You can read all about it in a piece I wrote in a recent essay, entitled How U.S. Voters Can Get Control of Government.

Now that pretty much all else has failed and we, the people, are headed into a depression that we cannot stop because we do not control our elected representatives who have betrayed our interests, we have to change the system itself. The easiest way to change the system is to create a third party that can rid us of the dominance of the two major political parties whose elected representatives have brought down the economy and allowed financial predators to destroy the banking and financial system.

Fortunately, web inventions, including my own, make this possible, as I explain in some detail in the links above.

Voters can use my invention to set their policy agendas and build political networks, coalitions and winning voting blocs around shared agendas. They can use their networks, coalitions and blocs to throw the current crop of rascals out of office and replace them with their own candidates who will enact their agendas into law.

I have spent many years studying political systems around the world and I am increasingly convinced that the two party system in the U.S. is the cause of most of our problems and the greatest impediment to resolving them.

You might wish to read my comment earlier today entitled Dean Could/Should Start a Third Party?

Seems to me Howard Dean is the best suited, best positioned and most capable person to get the ball rolling, provided that new web inventions like mine are used to give voters the tools they need to control a new party from the get go.


[ Parent ]
My Point Is (4.00 / 1)
I've got to look more closely at what you've done, but my point is that it's generally far easier to take over an existing party with a vibrant reform movement than it is to start a third party.  And since my limited understanding is that what you're talking about is voter empowerment, this applies equally to either strategy.

However, I feel that I owe you as more considered response, which will have to wait for next weekend.  This is just my initial take, given that I've thought about and researched such matter of and on for several decades now.

"Senate passes expanded GI bill despite Bush, McCain opposition"


[ Parent ]
You Make a Very Valid Point (0.00 / 0)
I think it is very important to ask that question, namely, whether it is easier to "take over an existing party with a vibrant reform movement" than it is to start a third party."

And compare working within the existing party structure to starting a new one, with specific reference to web inventions like mine.
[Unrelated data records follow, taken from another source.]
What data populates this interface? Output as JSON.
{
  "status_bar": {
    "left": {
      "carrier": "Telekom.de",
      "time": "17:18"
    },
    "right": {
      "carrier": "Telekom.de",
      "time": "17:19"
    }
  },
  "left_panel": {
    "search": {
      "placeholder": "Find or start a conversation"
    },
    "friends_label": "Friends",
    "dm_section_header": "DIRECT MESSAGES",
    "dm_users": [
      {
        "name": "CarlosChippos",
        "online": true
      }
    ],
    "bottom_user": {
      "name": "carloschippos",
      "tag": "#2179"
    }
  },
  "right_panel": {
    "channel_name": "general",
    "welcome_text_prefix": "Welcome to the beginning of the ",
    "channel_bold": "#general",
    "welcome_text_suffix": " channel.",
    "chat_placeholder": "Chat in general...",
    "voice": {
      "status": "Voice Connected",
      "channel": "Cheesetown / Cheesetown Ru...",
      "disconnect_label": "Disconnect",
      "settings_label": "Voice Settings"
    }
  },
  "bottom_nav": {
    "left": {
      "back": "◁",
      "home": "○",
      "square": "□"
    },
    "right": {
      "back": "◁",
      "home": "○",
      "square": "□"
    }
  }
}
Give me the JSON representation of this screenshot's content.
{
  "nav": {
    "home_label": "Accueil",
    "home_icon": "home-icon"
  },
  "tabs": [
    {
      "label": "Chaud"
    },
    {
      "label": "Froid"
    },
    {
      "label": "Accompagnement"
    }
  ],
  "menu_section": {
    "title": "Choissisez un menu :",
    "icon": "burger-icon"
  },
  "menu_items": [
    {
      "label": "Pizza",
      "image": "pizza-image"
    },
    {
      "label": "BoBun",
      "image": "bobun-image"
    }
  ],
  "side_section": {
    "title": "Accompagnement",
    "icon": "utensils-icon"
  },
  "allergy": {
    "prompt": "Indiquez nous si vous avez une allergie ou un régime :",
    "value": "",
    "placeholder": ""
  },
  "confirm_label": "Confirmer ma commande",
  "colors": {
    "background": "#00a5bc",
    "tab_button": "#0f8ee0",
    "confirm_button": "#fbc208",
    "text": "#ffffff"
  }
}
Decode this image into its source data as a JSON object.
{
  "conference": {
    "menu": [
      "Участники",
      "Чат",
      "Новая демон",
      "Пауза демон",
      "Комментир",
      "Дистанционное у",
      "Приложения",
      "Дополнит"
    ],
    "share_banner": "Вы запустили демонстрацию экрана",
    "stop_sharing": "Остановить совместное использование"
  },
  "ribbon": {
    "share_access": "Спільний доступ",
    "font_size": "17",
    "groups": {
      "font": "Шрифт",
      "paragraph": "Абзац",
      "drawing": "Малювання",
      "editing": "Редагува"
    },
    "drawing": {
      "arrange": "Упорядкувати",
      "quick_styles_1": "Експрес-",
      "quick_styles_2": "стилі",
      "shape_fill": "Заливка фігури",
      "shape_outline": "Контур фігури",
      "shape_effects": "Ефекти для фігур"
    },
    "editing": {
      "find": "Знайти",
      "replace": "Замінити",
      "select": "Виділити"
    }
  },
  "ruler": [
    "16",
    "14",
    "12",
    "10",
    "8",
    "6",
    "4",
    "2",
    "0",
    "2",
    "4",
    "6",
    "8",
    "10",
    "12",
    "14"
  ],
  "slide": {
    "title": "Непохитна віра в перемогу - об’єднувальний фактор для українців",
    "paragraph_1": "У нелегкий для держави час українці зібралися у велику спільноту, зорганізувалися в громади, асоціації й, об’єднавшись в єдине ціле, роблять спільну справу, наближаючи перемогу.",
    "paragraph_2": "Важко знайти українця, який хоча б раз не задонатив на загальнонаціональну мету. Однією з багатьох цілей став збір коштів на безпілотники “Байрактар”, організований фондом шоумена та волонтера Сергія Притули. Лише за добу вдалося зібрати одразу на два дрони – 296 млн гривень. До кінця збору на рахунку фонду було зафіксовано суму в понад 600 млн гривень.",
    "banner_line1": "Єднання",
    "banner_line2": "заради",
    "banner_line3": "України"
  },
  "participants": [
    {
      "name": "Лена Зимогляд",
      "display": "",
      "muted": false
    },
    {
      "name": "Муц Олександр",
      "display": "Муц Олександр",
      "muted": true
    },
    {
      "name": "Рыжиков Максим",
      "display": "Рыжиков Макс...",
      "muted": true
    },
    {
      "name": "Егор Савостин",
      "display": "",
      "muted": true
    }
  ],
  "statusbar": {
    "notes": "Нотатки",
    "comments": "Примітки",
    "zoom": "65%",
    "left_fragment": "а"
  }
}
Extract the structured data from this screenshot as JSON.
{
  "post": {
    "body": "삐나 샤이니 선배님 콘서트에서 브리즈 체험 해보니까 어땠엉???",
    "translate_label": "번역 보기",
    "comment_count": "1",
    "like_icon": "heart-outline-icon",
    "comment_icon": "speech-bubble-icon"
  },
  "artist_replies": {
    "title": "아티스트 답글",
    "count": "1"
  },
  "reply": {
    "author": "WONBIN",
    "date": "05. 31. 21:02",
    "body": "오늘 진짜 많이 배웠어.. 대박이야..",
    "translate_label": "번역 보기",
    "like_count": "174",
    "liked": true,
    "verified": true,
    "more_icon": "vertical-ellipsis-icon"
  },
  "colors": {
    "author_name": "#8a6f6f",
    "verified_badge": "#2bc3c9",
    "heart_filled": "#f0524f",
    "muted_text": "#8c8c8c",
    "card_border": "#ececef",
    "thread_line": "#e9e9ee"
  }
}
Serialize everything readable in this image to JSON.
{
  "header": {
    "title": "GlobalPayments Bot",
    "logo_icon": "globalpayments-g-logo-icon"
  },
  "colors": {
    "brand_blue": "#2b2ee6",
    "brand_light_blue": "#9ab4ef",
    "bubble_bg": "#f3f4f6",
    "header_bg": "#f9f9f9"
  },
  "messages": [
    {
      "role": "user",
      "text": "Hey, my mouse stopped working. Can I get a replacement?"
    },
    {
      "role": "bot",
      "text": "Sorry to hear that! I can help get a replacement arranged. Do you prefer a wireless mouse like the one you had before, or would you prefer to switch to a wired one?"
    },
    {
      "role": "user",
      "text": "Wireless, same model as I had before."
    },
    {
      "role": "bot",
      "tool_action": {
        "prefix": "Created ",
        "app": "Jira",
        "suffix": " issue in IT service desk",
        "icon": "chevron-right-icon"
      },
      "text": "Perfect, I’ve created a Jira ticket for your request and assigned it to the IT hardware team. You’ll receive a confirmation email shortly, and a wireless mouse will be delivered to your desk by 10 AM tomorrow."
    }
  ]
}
BTW, I initially conceived the idea for my invention at a Meetup to support Howard Dean's presidential primary bid.

I have been working on it for the past five years, during which it has evolved considerably into a mechanism that voters can use either to take over an existing party or start a new one.

The more I see Obama moving to consolidate his control over the Democratic Party using social networking techniques, the less I think a vibrant opposition reform movement can take over the Democratic Party with Obama at its helm.

My invention also uses social networking technology, but as I point out when I critique Obama's Pre-Election Web Strategy and Obama's Post-Election Web Strategy, I think it is best for voters to use social networking technologies independently of existing parties, candidates or incumbents.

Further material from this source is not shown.